Carlise Bethel, Ph.D.
Molecular and Cell Biology 2006
Area of Doctoral Study: Molecular and Cell Biology
Undergraduate Institution: University of Maryland, Baltimore County
Research Advisor: Charles J. Bieberich, Ph.D.
Current: Postdoctoral Fellow, Johns Hopkins University
Description of Research
The prostate gland is one of the most disease-prone organs of the human body. The three major pathological entities that afflict this organ are chronic inflammatory prostatitis, prostate cancer, and benign prostatic hyperplasia (BPH). BPH is the most common benign proliferative disorder found in any internal organ. It is observed in 88% of autopsies performed in males 80 years of age, and symptomatology compatible with BPH is observed in almost half of all men 50 years of age or older. An estimated 379,000 prostatectomies to treat BPH are performed each year in the United States alone. In addition 40,000 men per year die from prostate carcinoma. Despite the enormity of the problem of prostate disease, there is a dearth of information regarding the development of the prostate gland.

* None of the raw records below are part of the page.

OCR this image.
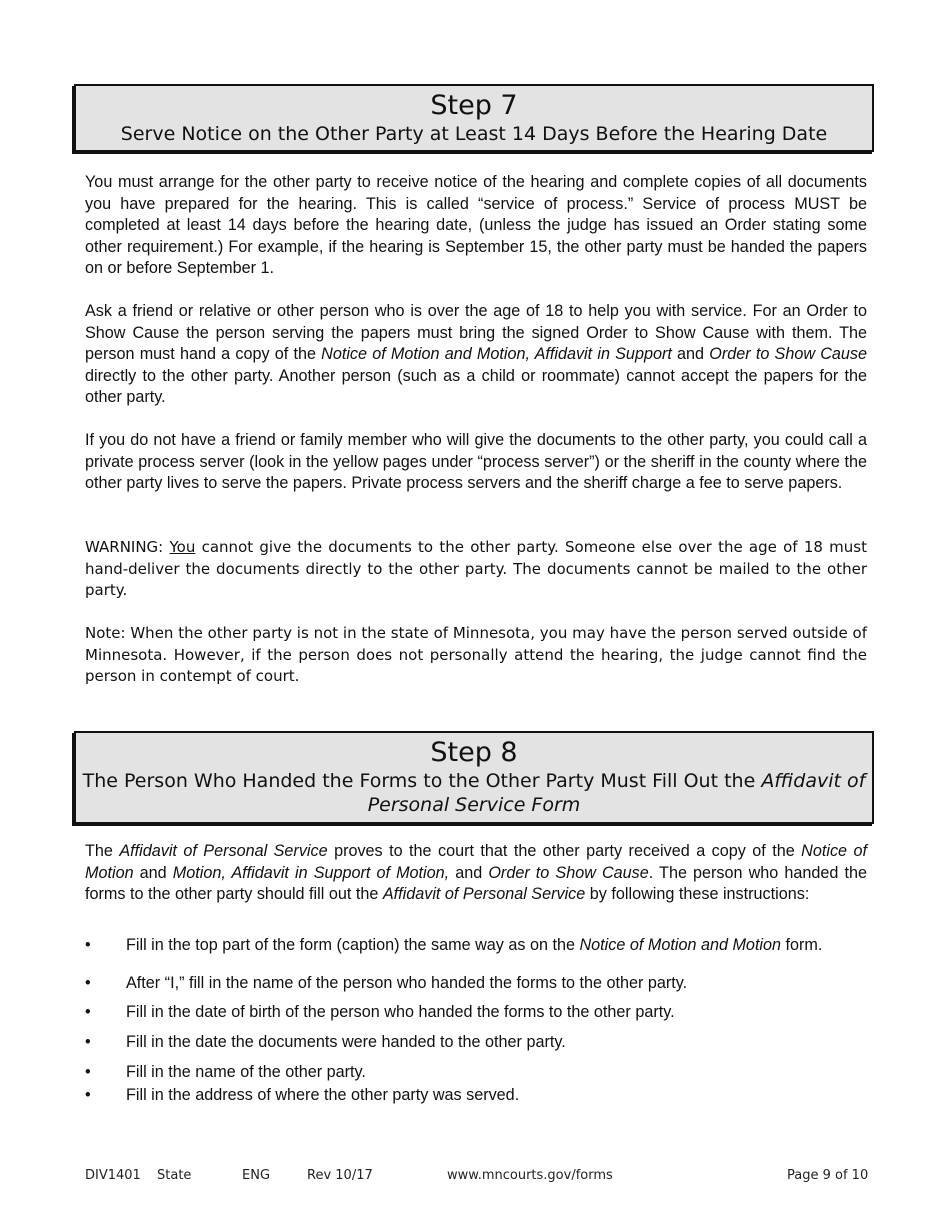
Step 7
Serve Notice on the Other Party at Least 14 Days Before the Hearing Date

You must arrange for the other party to receive notice of the hearing and complete copies of all documents you have prepared for the hearing. This is called “service of process.” Service of process MUST be completed at least 14 days before the hearing date, (unless the judge has issued an Order stating some other requirement.) For example, if the hearing is September 15, the other party must be handed the papers on or before September 1.

Ask a friend or relative or other person who is over the age of 18 to help you with service. For an Order to Show Cause the person serving the papers must bring the signed Order to Show Cause with them. The person must hand a copy of the Notice of Motion and Motion, Affidavit in Support and Order to Show Cause directly to the other party. Another person (such as a child or roommate) cannot accept the papers for the other party.

If you do not have a friend or family member who will give the documents to the other party, you could call a private process server (look in the yellow pages under “process server”) or the sheriff in the county where the other party lives to serve the papers. Private process servers and the sheriff charge a fee to serve papers.

WARNING: You cannot give the documents to the other party. Someone else over the age of 18 must hand-deliver the documents directly to the other party. The documents cannot be mailed to the other party.

Note: When the other party is not in the state of Minnesota, you may have the person served outside of Minnesota. However, if the person does not personally attend the hearing, the judge cannot find the person in contempt of court.

Step 8
The Person Who Handed the Forms to the Other Party Must Fill Out the Affidavit of Personal Service Form

The Affidavit of Personal Service proves to the court that the other party received a copy of the Notice of Motion and Motion, Affidavit in Support of Motion, and Order to Show Cause. The person who handed the forms to the other party should fill out the Affidavit of Personal Service by following these instructions:

• Fill in the top part of the form (caption) the same way as on the Notice of Motion and Motion form.
• After “I,” fill in the name of the person who handed the forms to the other party.
• Fill in the date of birth of the person who handed the forms to the other party.
• Fill in the date the documents were handed to the other party.
• Fill in the name of the other party.
• Fill in the address of where the other party was served.
DIV1401 State	ENG	Rev 10/17	www.mncourts.gov/forms	Page 9 of 10
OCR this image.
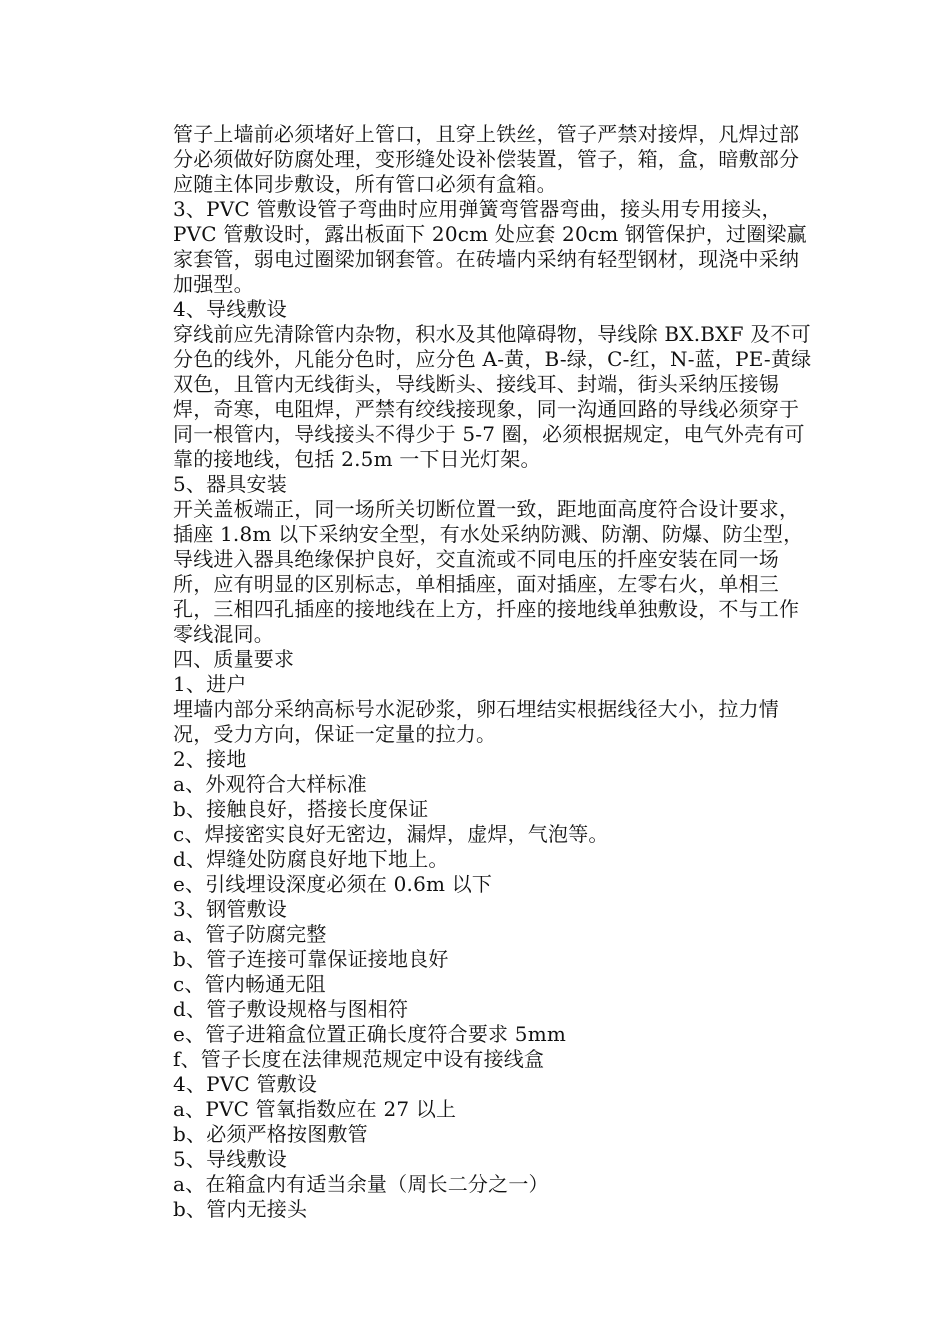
管子上墙前必须堵好上管口，且穿上铁丝，管子严禁对接焊，凡焊过部分必须做好防腐处理，变形缝处设补偿装置，管子，箱，盒，暗敷部分应随主体同步敷设，所有管口必须有盒箱。

3、PVC 管敷设管子弯曲时应用弹簧弯管器弯曲，接头用专用接头，PVC 管敷设时，露出板面下 20cm 处应套 20cm 钢管保护，过圈梁赢家套管，弱电过圈梁加钢套管。在砖墙内采纳有轻型钢材，现浇中采纳加强型。

4、导线敷设

穿线前应先清除管内杂物，积水及其他障碍物，导线除 BX.BXF 及不可分色的线外，凡能分色时，应分色 A-黄，B-绿，C-红，N-蓝，PE-黄绿双色，且管内无线街头，导线断头、接线耳、封端，街头采纳压接锡焊，奇寒，电阻焊，严禁有绞线接现象，同一沟通回路的导线必须穿于同一根管内，导线接头不得少于 5-7 圈，必须根据规定，电气外壳有可靠的接地线，包括 2.5m 一下日光灯架。

5、器具安装

开关盖板端正，同一场所关切断位置一致，距地面高度符合设计要求，插座 1.8m 以下采纳安全型，有水处采纳防溅、防潮、防爆、防尘型，导线进入器具绝缘保护良好，交直流或不同电压的扦座安装在同一场所，应有明显的区别标志，单相插座，面对插座，左零右火，单相三孔，三相四孔插座的接地线在上方，扦座的接地线单独敷设，不与工作零线混同。

四、质量要求

1、进户

埋墙内部分采纳高标号水泥砂浆，卵石埋结实根据线径大小，拉力情况，受力方向，保证一定量的拉力。

2、接地

a、外观符合大样标准

b、接触良好，搭接长度保证

c、焊接密实良好无密边，漏焊，虚焊，气泡等。

d、焊缝处防腐良好地下地上。

e、引线埋设深度必须在 0.6m 以下

3、钢管敷设

a、管子防腐完整

b、管子连接可靠保证接地良好

c、管内畅通无阻

d、管子敷设规格与图相符

e、管子进箱盒位置正确长度符合要求 5mm

f、管子长度在法律规范规定中设有接线盒

4、PVC 管敷设

a、PVC 管氧指数应在 27 以上

b、必须严格按图敷管

5、导线敷设

a、在箱盒内有适当余量（周长二分之一）

b、管内无接头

The prostate gland develops as the epithelium of the urogenital sinus invades a mass of mesenchyme near the neck of the bladder. The developmental progression from an undifferentiated urogenital sinus epithelial cell to a fully differentiated prostatic epithelial cell most likely involves a cascade of regulatory events. By analogy to other developmental systems, this regulatory cascade must be driven by transcriptional regulatory molecules. Current hypotheses of prostate development suggest the presence of mesenchymal signals that induce epithelial differentiation. However, these hypotheses have not addressed the nature of the transcriptional programs subsequently initiated and maintained in the prostatic epithelium. A new homeobox gene, Nkx-3.1 encodes a homeodomain transcription factor that is expressed during prostate development and in the adult gland. It is proposed to play a pivotal role in prostate morphogenesis and maintenance. We proposed that Nkx-3.1 itself is capable of specifying the fate of prostatic epithelial cells. This hypothesis will be tested by deriving transgenic mice carrying a transgene consisting of Nkx-3.1 under the control of the mouse uroplakin II (UPII) promoter which will direct expression of the urinary tract of transgenic mice. Transgenic founder generation animals will be identified by Southern blot analysis and bred to produce hemizygous F1 offspring. The pattern of expression of the transgene will be determined by a combination of Northern blot, RT-PCR, and in situ hybridization analyses. This study is designed to provide new insights into the molecular basis of normal prostate differentiation, and elucidate possible mechanisms for prostate disease.